Published by firstgreen on


In India, the power sector is witnessing a rapid transformation with the introduction of new technologies, policies and regulations. The Central Electricity Regulatory Commission (CERC) is the main regulatory body in India that regulates the power sector. CERC has recently released a draft Power Market Regulations on 18 July, 2020, which aims to improve the functioning of power exchanges and introduces the concept of Market Coupling. In this article, we will discuss the five key features of the CERC model market regulation.

  1. Market Coupling

The draft regulations introduce the concept of Market Coupling, which involves the collection of bids from all power exchanges to discover a uniform market clearing price. The task of market coupling will be assigned to a Market Coupling Operator (MCO), which the regulator will notify later. The main objective of introducing market coupling is to improve price discovery and reduce transmission congestion. The concept of Market Coupling is prevalent in Europe, where different countries are unified through a single market. However, in India, with only two power exchanges and no cross-border electricity trade, introducing another regulatory body can lead to system inefficiencies.

  1. Reduction in Transmission Congestion

One of the key objectives of the draft regulations is to reduce transmission congestion. According to the report published by CERC, during 2018-19, the actual transacted volume was about 0.92% less than the unconstrained volume due to transmission congestion. The introduction of Market Coupling is expected to reduce transmission congestion and improve the efficiency of the power market.

  1. Role of Power Exchanges

The role of power exchanges is likely to be reduced to mere bid collection centers with the introduction of Market Coupling. As the Indian Energy Exchange (IEX) holds more than 90% of the total volume of electricity traded, the price discovery is also likely to be similar even with the new regulatory body, which is also the primary objective of introducing MCO.

  1. Increased Net Worth Requirement

The draft regulations have increased the net worth requirement of an applicant for establishing a power exchange to Rs. 50 crores, which will further debar players from entering the market. The increase in net worth requirement will ensure that only serious players with adequate financial resources enter the market, which will improve the overall functioning of the power market.

  1. Need for Transparency

The draft regulations lack clarity and ambiguity in certain provisions. The objectives of the regulation are not clearly defined, and more transparency is needed to build a robust market design. The commission has invited comments on the draft by August 7 and has scheduled a virtual public hearing on that day. It is important for stakeholders to provide feedback and suggestions to improve the draft regulations and ensure that the final regulations are effective in achieving their objectives.
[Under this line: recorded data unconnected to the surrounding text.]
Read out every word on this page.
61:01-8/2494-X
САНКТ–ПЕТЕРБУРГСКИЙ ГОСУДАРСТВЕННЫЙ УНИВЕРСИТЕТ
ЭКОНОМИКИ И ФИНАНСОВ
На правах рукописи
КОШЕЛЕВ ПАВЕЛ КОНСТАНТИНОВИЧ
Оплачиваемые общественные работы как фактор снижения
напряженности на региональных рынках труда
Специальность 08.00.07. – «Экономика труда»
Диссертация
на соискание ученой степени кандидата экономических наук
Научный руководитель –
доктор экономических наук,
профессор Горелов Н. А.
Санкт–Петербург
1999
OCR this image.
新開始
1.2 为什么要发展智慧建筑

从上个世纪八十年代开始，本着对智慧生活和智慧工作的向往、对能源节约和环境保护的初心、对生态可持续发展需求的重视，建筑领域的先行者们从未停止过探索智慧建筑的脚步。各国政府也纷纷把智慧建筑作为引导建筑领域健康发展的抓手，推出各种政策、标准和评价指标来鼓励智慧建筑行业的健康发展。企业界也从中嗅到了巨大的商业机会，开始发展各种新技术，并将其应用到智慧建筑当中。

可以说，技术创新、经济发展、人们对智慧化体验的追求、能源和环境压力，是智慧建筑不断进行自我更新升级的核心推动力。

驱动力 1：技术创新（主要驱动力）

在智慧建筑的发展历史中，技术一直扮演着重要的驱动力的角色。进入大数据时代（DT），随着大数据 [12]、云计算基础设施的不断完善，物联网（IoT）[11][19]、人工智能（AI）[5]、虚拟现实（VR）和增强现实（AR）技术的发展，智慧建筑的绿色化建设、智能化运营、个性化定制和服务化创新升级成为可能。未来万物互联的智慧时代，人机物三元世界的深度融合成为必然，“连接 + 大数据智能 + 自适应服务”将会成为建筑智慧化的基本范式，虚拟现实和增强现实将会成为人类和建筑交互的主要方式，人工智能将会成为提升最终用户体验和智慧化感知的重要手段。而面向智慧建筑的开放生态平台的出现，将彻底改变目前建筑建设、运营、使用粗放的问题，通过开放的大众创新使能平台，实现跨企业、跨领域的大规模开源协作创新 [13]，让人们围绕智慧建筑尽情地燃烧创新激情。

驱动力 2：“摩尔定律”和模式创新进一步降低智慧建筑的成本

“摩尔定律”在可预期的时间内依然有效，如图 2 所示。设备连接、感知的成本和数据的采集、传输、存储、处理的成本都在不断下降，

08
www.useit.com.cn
The power sector is a crucial sector for the development of any country, and the introduction of new technologies and policies can transform the sector. The draft regulations released by CERC aim to improve the functioning of power exchanges and introduce the concept of Market Coupling. The key features of the draft regulations include market coupling, reduction in transmission congestion, the role of power exchanges, increased net worth requirement, and the need for transparency. The final regulations should ensure that the Indian power market is efficient, transparent, and meets the needs of all stakeholders.